Ironia entre adversários
O jornalista Marcelo Godoy, do Estadão, questionou Nunes sobre as melhorias em segurança e se as ações eram suficientes para aumentar a sensação de segurança. "No centro, reduziu 60% os casos de roubo e furto", afirmou o prefeito. "Eu estive outro dia na Praça da Sé, era por volta de 22 horas, as crianças brincando... A gente sabe que tem muito trabalho pela frente, mas estamos avançando e vamos continuar avançando", acrescentou ele, que foi ironizado por Boulos. "A fantasia, a ficção que ele monta", alfinetou o psolista.

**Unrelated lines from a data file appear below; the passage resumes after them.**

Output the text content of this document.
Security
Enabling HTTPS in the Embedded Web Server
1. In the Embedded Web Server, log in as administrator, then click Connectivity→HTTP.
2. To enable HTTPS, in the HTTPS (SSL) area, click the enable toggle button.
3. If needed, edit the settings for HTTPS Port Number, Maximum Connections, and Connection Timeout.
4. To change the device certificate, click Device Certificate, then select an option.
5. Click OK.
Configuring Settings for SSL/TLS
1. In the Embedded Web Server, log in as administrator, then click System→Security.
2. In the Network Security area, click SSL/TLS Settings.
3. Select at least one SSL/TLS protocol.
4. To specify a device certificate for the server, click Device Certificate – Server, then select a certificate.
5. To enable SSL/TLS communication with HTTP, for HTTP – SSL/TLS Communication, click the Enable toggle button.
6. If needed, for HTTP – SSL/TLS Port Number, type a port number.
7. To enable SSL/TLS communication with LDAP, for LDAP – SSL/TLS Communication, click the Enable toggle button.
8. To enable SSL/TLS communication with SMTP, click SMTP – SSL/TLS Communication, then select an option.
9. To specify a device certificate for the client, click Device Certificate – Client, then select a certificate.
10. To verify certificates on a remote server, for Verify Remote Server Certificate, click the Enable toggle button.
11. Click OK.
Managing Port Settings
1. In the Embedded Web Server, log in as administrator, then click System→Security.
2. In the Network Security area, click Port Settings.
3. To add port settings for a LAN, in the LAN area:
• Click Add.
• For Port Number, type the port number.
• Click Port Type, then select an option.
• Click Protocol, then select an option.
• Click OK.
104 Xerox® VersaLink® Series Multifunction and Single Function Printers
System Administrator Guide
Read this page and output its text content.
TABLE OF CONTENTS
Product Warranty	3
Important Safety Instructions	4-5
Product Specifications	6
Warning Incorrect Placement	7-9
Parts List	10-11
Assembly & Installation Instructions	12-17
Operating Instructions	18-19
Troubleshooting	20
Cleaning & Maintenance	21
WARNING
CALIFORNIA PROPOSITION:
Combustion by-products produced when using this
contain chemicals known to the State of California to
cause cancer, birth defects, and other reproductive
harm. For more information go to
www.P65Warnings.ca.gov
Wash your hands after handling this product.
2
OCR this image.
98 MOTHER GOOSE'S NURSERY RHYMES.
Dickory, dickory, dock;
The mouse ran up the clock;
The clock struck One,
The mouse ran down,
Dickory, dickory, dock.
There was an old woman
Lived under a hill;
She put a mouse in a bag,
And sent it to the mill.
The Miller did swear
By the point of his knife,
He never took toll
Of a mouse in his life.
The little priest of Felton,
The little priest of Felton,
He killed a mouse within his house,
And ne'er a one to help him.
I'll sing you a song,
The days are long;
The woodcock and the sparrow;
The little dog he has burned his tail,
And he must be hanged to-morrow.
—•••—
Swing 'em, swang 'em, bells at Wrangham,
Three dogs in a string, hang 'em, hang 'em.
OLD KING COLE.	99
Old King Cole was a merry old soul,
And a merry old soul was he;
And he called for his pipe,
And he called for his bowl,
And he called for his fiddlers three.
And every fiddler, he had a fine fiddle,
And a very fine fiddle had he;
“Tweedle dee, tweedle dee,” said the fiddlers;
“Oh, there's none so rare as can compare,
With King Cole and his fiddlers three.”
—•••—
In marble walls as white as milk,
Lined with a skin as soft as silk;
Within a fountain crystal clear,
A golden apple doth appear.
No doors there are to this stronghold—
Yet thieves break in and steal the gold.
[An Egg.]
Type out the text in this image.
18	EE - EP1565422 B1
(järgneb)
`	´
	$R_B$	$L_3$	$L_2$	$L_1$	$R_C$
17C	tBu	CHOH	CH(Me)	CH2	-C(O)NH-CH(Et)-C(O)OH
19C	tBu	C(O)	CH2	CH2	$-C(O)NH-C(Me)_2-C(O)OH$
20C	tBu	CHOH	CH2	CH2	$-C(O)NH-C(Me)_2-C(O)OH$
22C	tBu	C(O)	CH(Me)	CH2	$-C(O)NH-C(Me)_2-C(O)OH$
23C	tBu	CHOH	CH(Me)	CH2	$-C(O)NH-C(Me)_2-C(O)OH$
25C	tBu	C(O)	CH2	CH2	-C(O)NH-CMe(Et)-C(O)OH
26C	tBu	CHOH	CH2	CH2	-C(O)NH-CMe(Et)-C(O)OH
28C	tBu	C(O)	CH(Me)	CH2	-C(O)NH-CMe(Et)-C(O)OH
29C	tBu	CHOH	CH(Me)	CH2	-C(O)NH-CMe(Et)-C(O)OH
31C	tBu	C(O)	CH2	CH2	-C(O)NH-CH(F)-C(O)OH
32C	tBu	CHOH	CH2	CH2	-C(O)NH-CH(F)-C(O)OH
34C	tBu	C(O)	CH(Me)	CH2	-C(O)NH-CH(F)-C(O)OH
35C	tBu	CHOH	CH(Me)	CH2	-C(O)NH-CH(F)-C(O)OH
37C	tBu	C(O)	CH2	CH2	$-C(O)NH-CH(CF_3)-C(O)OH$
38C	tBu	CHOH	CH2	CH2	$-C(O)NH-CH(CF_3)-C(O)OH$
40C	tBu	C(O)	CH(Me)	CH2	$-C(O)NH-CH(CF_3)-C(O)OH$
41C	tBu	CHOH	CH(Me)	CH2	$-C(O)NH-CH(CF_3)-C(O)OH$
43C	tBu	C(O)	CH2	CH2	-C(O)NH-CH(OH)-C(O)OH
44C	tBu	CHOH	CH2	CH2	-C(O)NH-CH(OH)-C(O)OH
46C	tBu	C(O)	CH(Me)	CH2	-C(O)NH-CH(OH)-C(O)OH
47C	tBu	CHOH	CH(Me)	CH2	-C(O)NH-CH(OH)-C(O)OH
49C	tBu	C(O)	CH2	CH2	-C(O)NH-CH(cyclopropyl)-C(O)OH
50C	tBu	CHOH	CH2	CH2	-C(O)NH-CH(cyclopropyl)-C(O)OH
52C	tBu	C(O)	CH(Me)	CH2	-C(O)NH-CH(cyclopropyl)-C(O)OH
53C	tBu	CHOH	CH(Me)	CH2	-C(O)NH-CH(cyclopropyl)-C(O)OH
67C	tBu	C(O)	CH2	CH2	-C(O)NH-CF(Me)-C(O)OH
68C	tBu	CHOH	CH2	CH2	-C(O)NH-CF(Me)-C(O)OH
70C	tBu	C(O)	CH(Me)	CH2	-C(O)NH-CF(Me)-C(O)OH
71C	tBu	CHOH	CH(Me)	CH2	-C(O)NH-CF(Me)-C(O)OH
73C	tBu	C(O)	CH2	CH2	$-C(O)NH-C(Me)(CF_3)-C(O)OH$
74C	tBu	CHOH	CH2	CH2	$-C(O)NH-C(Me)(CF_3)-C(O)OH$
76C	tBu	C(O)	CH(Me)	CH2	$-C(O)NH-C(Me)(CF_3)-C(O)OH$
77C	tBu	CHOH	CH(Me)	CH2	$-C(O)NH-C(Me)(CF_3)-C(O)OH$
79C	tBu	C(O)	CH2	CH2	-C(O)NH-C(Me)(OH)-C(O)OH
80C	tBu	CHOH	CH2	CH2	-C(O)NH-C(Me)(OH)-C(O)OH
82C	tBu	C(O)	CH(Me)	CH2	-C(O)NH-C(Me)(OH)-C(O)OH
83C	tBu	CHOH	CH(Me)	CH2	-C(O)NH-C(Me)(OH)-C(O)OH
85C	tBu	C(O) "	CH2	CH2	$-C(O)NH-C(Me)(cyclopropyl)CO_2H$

Durante o debate, Boulos ainda comparou o prefeito de São Paulo ao casal Nardoni, condenado no famoso caso da morte de Isabella Nardoni, em 2008. "O Ricardo Nunes falando em corrupção parece o casal Nardoni falando em cuidar dos filhos. É o mesmo nível", disse o psolista. O adversário, porém, não gostou da comparação, e pediu mais respeito.
Boulos também questionou Nunes sobre a atualização de cadastros do Bolsa Família nos CRAS, alertando que as pessoas correm o risco de perder o benefício. “Como você está desinformado”, rebateu Nunes, afirmando que ampliou as unidades para atualização cadastral e realizou mutirões para beneficiários.
O candidato do PSOL, na réplica, disse que Nunes estava “nervoso” e questionou novamente sobre as dificuldades de atualização. Nunes acusou Boulos de criar “cortinas de fumaça” para disfarçar a falta de propostas.